Least Visited, Day 6: The Quiet Thrills of Nauru

January 1, 2019

Since Nauru is such a small country, today the plan was to walk all the way around the perimeter of the island.

A family rides their bikes on the ring road

We had a late start, due to the celebrations last night, and didn’t depart the hotel until around noon. The highlight of breakfast was that there was a cereal other than corn flakes. In a small country that isn’t used to hosting tourists, you hang on to every thrill.

The group split, some heading straight to the harbor we went to on the first night. I was in the other group that hopped in a bus to the bank to draw out cash. With all of us at the hotel consistently drawing out cash, the ATM at the hotel was completely dry, and required us to go elsewhere to get money. This was told to us by the guides before coming in country, since ATMs are few and far between, so while it was inconvenient, it was also expected.

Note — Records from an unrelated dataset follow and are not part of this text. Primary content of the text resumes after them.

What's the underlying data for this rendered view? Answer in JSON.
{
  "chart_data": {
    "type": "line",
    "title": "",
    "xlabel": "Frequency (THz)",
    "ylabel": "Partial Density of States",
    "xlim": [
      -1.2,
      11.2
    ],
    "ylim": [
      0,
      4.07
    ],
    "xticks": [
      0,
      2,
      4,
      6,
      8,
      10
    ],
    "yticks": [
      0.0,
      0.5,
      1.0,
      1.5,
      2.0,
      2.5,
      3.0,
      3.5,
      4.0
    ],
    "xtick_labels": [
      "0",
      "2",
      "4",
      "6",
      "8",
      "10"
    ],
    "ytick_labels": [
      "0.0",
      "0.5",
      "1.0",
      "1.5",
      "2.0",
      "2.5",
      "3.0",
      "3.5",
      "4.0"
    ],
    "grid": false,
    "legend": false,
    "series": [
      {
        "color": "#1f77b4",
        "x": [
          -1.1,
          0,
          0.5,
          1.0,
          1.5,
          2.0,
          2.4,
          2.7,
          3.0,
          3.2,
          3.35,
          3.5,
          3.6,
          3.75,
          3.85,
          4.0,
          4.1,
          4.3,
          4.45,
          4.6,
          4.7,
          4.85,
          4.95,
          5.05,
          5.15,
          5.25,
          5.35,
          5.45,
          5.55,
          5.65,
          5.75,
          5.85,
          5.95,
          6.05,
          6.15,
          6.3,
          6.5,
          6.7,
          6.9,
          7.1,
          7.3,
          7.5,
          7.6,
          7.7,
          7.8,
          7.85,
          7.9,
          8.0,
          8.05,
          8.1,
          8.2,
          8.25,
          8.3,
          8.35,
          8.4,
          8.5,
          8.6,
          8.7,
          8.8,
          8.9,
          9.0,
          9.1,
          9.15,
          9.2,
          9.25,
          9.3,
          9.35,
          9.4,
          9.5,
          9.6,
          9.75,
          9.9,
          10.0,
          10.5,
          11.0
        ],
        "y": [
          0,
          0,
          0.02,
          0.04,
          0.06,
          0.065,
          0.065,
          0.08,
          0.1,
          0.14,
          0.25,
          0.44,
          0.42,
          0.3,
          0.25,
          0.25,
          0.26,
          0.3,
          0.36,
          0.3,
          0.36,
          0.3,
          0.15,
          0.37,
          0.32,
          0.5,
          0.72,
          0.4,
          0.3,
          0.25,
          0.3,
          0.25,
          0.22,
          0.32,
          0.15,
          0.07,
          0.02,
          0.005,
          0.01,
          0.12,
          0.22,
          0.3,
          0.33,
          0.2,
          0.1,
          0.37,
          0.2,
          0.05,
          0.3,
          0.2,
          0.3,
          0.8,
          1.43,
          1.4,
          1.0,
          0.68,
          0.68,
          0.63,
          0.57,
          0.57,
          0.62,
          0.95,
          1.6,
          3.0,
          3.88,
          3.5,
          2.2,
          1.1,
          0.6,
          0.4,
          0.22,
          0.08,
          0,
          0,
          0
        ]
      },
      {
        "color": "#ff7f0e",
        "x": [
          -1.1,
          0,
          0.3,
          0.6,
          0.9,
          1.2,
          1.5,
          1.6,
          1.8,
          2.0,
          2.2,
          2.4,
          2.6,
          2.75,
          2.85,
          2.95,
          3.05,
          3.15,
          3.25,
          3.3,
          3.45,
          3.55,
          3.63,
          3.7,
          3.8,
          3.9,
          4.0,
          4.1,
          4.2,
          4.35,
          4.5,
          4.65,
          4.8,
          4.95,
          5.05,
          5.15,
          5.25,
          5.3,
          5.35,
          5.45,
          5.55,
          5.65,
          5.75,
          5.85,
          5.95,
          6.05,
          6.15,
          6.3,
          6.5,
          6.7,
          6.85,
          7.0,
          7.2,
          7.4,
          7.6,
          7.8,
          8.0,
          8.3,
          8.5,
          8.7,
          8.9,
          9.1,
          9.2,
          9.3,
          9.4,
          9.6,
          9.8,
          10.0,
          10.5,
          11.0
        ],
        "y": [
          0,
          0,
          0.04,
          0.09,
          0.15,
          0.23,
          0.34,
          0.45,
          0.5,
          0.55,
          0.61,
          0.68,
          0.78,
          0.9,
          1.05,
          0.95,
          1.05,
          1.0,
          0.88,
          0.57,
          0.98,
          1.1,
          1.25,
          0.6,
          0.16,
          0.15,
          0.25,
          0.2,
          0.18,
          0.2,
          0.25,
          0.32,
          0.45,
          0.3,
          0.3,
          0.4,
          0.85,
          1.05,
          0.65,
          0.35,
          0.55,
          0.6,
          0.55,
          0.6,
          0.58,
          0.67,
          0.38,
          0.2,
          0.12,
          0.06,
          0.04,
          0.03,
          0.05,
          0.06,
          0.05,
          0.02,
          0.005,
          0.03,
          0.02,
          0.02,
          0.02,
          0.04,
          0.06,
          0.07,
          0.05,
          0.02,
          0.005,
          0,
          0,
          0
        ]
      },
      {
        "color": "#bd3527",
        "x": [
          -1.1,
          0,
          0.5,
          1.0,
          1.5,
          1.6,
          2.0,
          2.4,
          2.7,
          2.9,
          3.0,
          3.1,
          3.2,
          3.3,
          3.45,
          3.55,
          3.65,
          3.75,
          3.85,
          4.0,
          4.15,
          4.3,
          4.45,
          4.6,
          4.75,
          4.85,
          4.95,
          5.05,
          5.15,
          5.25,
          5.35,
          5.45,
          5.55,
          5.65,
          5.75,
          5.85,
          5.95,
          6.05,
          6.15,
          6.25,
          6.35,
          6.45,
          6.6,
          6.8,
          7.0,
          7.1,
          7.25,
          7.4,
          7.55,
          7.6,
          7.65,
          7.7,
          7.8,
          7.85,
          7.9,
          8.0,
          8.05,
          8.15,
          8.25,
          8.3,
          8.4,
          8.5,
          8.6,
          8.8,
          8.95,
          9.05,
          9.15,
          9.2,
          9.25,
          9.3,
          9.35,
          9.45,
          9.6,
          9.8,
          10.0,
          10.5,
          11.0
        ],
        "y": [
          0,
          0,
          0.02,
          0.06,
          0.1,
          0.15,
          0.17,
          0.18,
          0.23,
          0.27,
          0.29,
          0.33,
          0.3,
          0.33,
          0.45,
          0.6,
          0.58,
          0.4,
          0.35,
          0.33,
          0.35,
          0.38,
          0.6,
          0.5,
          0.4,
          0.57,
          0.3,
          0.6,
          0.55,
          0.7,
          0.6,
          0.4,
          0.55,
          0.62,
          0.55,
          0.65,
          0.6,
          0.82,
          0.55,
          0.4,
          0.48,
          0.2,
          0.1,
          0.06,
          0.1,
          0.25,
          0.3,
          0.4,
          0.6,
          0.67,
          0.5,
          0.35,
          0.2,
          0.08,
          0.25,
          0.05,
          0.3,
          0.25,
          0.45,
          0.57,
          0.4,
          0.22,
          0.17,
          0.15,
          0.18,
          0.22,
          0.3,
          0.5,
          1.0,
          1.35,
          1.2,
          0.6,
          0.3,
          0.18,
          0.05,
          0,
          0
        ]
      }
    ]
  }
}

Our group then drove to the harbor just as the first group finished swimming and headed to the lunch restaurant. At first I was hesitant to jump in the water, because I didn’t want to hold up the group, but as Alistair noted, if we were to judge based on the dining situation yesterday for lunch, we would definitely have time to swim and eat without holding up the group.

the bay in the day

So, Justin, Calvin, Alistair and I jumped in the water. The cultural norm is to swim pretty fully clothed, as I was accustomed to in Vanuatu. This time, I brought my leggings and jumped in the water with leggings and a shirt. Calvin stood off to the side on the boat ramp, revealing that he doesn’t know how to tread water, and something about sinking due to muscle mass and blah blah blah.

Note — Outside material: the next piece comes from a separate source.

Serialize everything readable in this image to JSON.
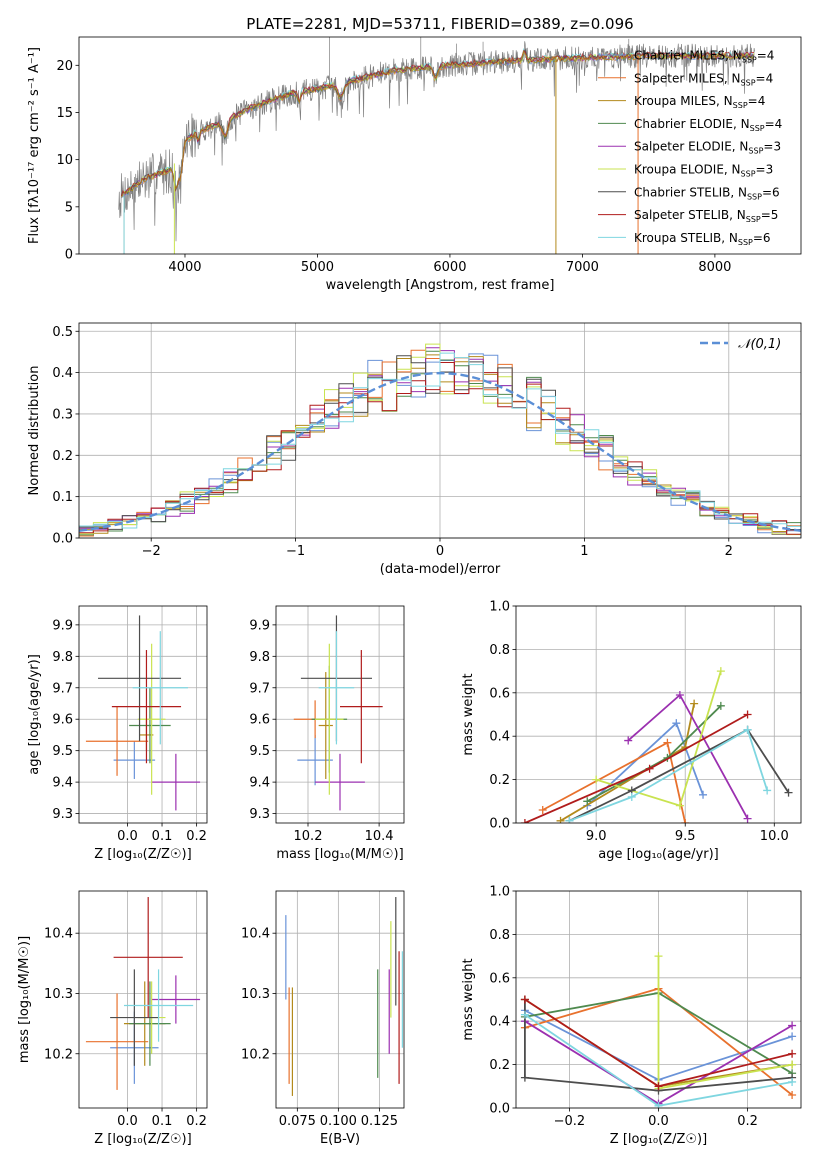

We hopped out, very ungracefully, as there is no easy way. Justin and Calvin crawl out on the ramp, which is slimy from moss growth. Calvin comments that he looks like a sea monster. I try getting out on the steps, which are also slimy but at least have some metal rings for docking boats that give some sort of grip.


We head to the Anibare Bay Harbor restaurant, a short distance from the water. It’s a Chinese restaurant, and I get pineapple chicken and rice. Despite arriving late, my food arrives with everyone else’s. There’s a cute brown puppy wandering around outside the restaurant, where we are sitting, and he’s healthy looking. I’m so shocked to see so many stray or freely-roaming dogs here that are so healthy looking. In Vanuatu they either look thin or have mange. These are soft fluffy and fat. There’s also more variety in breeds. It’s like night and day.

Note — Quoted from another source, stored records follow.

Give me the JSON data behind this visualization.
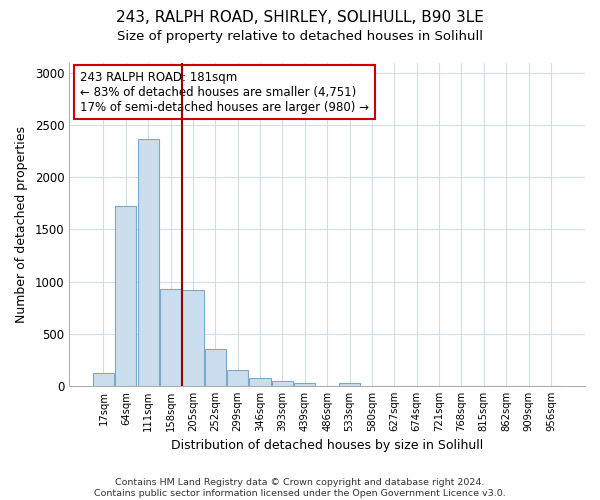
{
  "title_line1": "243, RALPH ROAD, SHIRLEY, SOLIHULL, B90 3LE",
  "title_line2": "Size of property relative to detached houses in Solihull",
  "xlabel": "Distribution of detached houses by size in Solihull",
  "ylabel": "Number of detached properties",
  "bar_color": "#ccdded",
  "bar_edge_color": "#7aaac8",
  "bin_labels": [
    "17sqm",
    "64sqm",
    "111sqm",
    "158sqm",
    "205sqm",
    "252sqm",
    "299sqm",
    "346sqm",
    "393sqm",
    "439sqm",
    "486sqm",
    "533sqm",
    "580sqm",
    "627sqm",
    "674sqm",
    "721sqm",
    "768sqm",
    "815sqm",
    "862sqm",
    "909sqm",
    "956sqm"
  ],
  "bar_heights": [
    120,
    1720,
    2370,
    930,
    920,
    350,
    155,
    80,
    50,
    30,
    0,
    30,
    0,
    0,
    0,
    0,
    0,
    0,
    0,
    0,
    0
  ],
  "red_line_x": 3.5,
  "annotation_text": "243 RALPH ROAD: 181sqm\n← 83% of detached houses are smaller (4,751)\n17% of semi-detached houses are larger (980) →",
  "ylim": [
    0,
    3100
  ],
  "yticks": [
    0,
    500,
    1000,
    1500,
    2000,
    2500,
    3000
  ],
  "footer": "Contains HM Land Registry data © Crown copyright and database right 2024.\nContains public sector information licensed under the Open Government Licence v3.0.",
  "background_color": "#ffffff",
  "plot_background": "#ffffff",
  "grid_color": "#d0dce8"
}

After lunch we head back to the hotel and I notice the soreness in my right foot has never fully recovered from the intensity of exploring Sydney. I decide to push through and join the group on the round island walk, which would take about five hours. However, about ten minutes in, I realize that this pain is not disappearing, and that I’d have no contingency plan of transportation should I choose to quit later on and want to return to the hotel, and I want to be able to walk on my own in the upcoming days, so it’s best that I turn back early. I later find out that I didn’t really miss out, so I am glad I didn’t over exert myself for no reason.

Instead, I nap. Then dinner time rolls around and we hop on a bus to some Chinese restaurant that doesn’t want to host our group of ten people, so we walk across the street to J’s, another Chinese restaurant.

We order our food, and it shockingly comes in 15 minutes, and the orders are all correct. We thought the table beside us of Nauruan cops who got their food especially quickly was getting special treatment, but nope, it was just a restaurant with efficiency. I got lemon chicken, which was much better than the questionable chicken from lunch.

We met up with the rest of the group afterwards back at the hotel and hung out for a short bit, but everyone was pretty tired and headed off to bed.

Since today was New Year’s Day, we didn’t get a chance to do anything with a local guide since most were hangover and/or unwilling to work. But tomorrow, we will go on a small hike and see the inner part of the island for the first time with a local guide.